Abidin Uyar Yazdı; “Servet transferinin enflasyonla ilişkisi… “

“Bir devletin imanı arttıkça aklı azalır.”
Seçmeni dindar olan dindar görünümlü iktidarın siyaset bilimine, hukuka, iktisat bilimine ihtiyacı yoktur. A.U
Galat-ı Meşhur olmuş ve çoğumuzun kullandığı doğru bildiği yanlış kavramlar var  .
Tabi kavram nedir sorusunu da sormak gerek .
Felsefinin kadim tartışması tümeller tartışmasıdır .

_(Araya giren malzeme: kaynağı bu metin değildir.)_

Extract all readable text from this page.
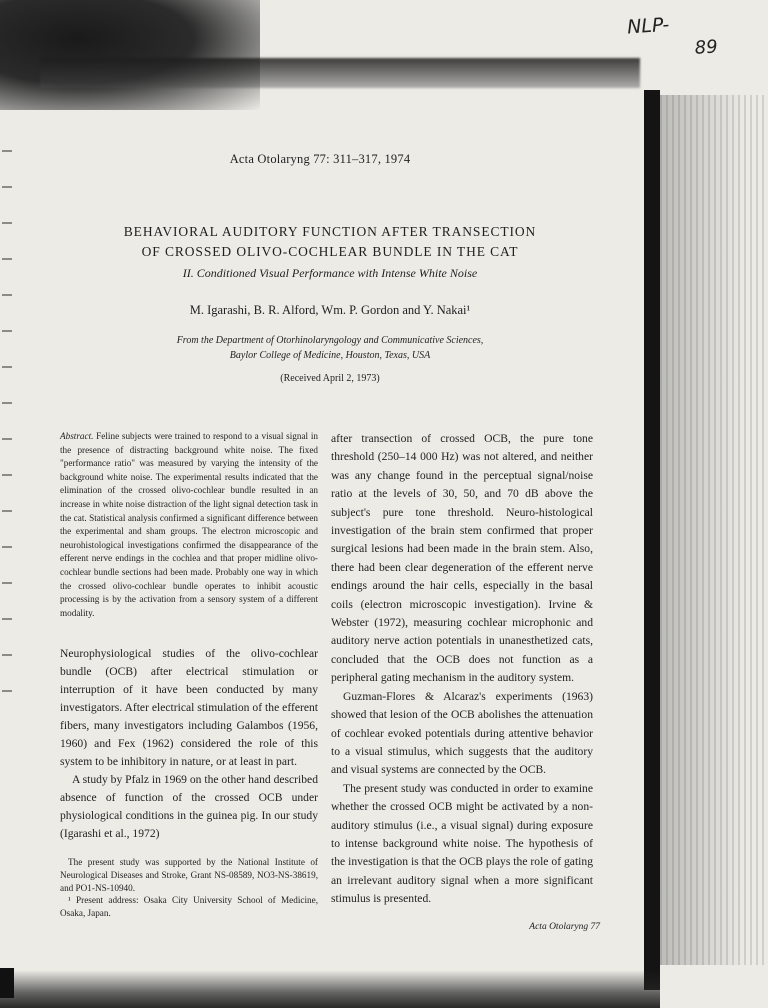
NLP-
89
Acta Otolaryng 77: 311–317, 1974
BEHAVIORAL AUDITORY FUNCTION AFTER TRANSECTION
OF CROSSED OLIVO-COCHLEAR BUNDLE IN THE CAT
II. Conditioned Visual Performance with Intense White Noise
M. Igarashi, B. R. Alford, Wm. P. Gordon and Y. Nakai¹
From the Department of Otorhinolaryngology and Communicative Sciences,
Baylor College of Medicine, Houston, Texas, USA
(Received April 2, 1973)
Abstract. Feline subjects were trained to respond to a visual signal in the presence of distracting background white noise. The fixed "performance ratio" was measured by varying the intensity of the background white noise. The experimental results indicated that the elimination of the crossed olivo-cochlear bundle resulted in an increase in white noise distraction of the light signal detection task in the cat. Statistical analysis confirmed a significant difference between the experimental and sham groups. The electron microscopic and neurohistological investigations confirmed the disappearance of the efferent nerve endings in the cochlea and that proper midline olivo-cochlear bundle sections had been made. Probably one way in which the crossed olivo-cochlear bundle operates to inhibit acoustic processing is by the activation from a sensory system of a different modality.

Neurophysiological studies of the olivo-cochlear bundle (OCB) after electrical stimulation or interruption of it have been conducted by many investigators. After electrical stimulation of the efferent fibers, many investigators including Galambos (1956, 1960) and Fex (1962) considered the role of this system to be inhibitory in nature, or at least in part.

A study by Pfalz in 1969 on the other hand described absence of function of the crossed OCB under physiological conditions in the guinea pig. In our study (Igarashi et al., 1972)

The present study was supported by the National Institute of Neurological Diseases and Stroke, Grant NS-08589, NO3-NS-38619, and PO1-NS-10940.

¹ Present address: Osaka City University School of Medicine, Osaka, Japan.

after transection of crossed OCB, the pure tone threshold (250–14 000 Hz) was not altered, and neither was any change found in the perceptual signal/noise ratio at the levels of 30, 50, and 70 dB above the subject's pure tone threshold. Neuro-histological investigation of the brain stem confirmed that proper surgical lesions had been made in the brain stem. Also, there had been clear degeneration of the efferent nerve endings around the hair cells, especially in the basal coils (electron microscopic investigation). Irvine & Webster (1972), measuring cochlear microphonic and auditory nerve action potentials in unanesthetized cats, concluded that the OCB does not function as a peripheral gating mechanism in the auditory system.

Guzman-Flores & Alcaraz's experiments (1963) showed that lesion of the OCB abolishes the attenuation of cochlear evoked potentials during attentive behavior to a visual stimulus, which suggests that the auditory and visual systems are connected by the OCB.

The present study was conducted in order to examine whether the crossed OCB might be activated by a non-auditory stimulus (i.e., a visual signal) during exposure to intense background white noise. The hypothesis of the investigation is that the OCB plays the role of gating an irrelevant auditory signal when a more significant stimulus is presented.

Acta Otolaryng 77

Bu konu çok uzun  bir konu .
Ezber klişe bilgilerle başa çıkılmaz .
Öğretilmiş cehaleti bilgi zannedilir…
Sömürü nasıl gerçekleşir ?
Haksız kazanç servet transferi nasıl olur?
DEVLETİN OLDUĞU YERDE, DEVLETİN YARDIM VE YATAKLIĞI OLMADAN SÖMÜRÜ GERÇEKLEŞMEZ .
Nedeni bellidir .
Devlet cebri şiddet gücünü kullanan yegane aygıttır.(WEBER)
Elinde devasa imkanlar vardır.
Yargı, kolluk kuvvetleri, ekonomik imkanlar. Yaptırım gücü, yasa çıkartma imtiyazı ,para basma tekeli, vergi toplam gücü  …
Bu kadar imkanı olan devlete rağmen toplumun içinde  üstelik üretim yapmadan %20 lik bir kısım inanılmaz servet sahibi oluyorsa   düşünmek gerekir.
CRONY KAPİTALİZMİ (DEVLET ELİ İLE FERT ZENGİN ETME/AHBAP ÇAVUŞ KAPİTALİZMİ )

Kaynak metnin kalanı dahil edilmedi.